I dunno about Herman Miller but my local Steelcase dealer (an hour away) was pretty pissed when I showed up wanting repairs for a chair I bought on eBay.
(Personally I can't sit in the Aeron, the mesh causes my hamstrings to explode in pain, so I could care less that I have a Herman Miller dealer in town.)
My first thought was that the was gonna be more like the defunct VC Fund My Life (vcfml.com), but I suppose growth-hacking startups that offer extravagant coupon codes for "Uber for naps" are so last decade. The new hit thing is apparently startups folding.
"Used Herman Miller Aeron chair. Has been put to use launching our company and pivoting from CPG to Crypto to AI to Deep Research Agent. Unfortunately, our latest deal only resulted in cloud credits and we can no longer fund our payroll and office equipment. Must be sold. Chair wheels have been upgraded to polyurethane "rollerblade" wheels to maximize glide and save wood floors (they don't light up)."

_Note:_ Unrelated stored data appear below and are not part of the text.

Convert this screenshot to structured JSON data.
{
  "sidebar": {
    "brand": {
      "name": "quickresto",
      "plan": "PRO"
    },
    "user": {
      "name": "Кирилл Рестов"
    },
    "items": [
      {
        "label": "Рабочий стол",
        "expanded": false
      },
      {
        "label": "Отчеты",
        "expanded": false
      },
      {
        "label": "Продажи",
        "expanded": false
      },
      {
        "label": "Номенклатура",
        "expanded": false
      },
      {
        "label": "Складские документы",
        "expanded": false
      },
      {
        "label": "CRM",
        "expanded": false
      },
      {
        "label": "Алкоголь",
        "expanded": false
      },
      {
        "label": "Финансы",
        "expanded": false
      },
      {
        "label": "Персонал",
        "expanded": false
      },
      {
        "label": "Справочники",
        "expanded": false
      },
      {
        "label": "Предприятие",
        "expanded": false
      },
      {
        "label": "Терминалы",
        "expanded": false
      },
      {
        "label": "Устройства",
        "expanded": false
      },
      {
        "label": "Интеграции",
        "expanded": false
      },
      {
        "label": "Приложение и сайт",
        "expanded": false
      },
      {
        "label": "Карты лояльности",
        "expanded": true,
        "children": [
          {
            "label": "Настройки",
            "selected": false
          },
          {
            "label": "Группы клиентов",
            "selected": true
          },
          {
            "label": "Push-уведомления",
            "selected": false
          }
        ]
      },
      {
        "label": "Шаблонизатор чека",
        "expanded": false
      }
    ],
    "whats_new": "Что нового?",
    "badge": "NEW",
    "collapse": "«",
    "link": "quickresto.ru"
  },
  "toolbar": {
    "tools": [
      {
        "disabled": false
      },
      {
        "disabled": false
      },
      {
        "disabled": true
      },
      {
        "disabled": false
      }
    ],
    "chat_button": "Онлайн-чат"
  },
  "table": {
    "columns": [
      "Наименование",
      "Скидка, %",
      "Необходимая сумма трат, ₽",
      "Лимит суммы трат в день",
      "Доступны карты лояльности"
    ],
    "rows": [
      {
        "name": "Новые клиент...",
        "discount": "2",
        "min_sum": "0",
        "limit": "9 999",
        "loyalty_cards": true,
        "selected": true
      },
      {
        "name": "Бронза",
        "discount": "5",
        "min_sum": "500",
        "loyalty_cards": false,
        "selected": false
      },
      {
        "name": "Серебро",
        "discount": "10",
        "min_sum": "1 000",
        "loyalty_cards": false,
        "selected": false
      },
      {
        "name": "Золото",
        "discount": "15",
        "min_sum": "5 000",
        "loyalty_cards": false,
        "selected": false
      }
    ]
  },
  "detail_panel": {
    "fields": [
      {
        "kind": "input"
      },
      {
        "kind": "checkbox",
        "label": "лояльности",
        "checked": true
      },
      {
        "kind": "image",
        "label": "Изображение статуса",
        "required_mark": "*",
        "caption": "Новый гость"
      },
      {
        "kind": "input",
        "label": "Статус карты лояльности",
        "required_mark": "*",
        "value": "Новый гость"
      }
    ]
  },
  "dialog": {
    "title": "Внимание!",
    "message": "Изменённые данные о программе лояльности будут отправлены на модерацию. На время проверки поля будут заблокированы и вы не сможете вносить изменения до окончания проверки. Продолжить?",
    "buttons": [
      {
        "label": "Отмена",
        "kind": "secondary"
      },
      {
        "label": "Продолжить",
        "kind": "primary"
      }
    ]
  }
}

I meant both (or the combination depending on how one looks at these things). I read that site as a very 'tongue-in-cheek' to use the English phrasing, from the name 'Vcsubsidized' (which is a dig on VCs who think they are investing, not subsidizing) to the listings (like the chair and the Rick Astley picture) to the concept (startups are so ludicrous these days with 'stupid' money that they buy stuff they don't even get around to using). All of it, to me, spoke of satire about the venture capital ecosystem of today.
they should track the office furniture provenance with blockchain, that way you could verify what startup it came from, and then when your startup fails and you sell the aeron chairs again it can be an added bonus to the item value.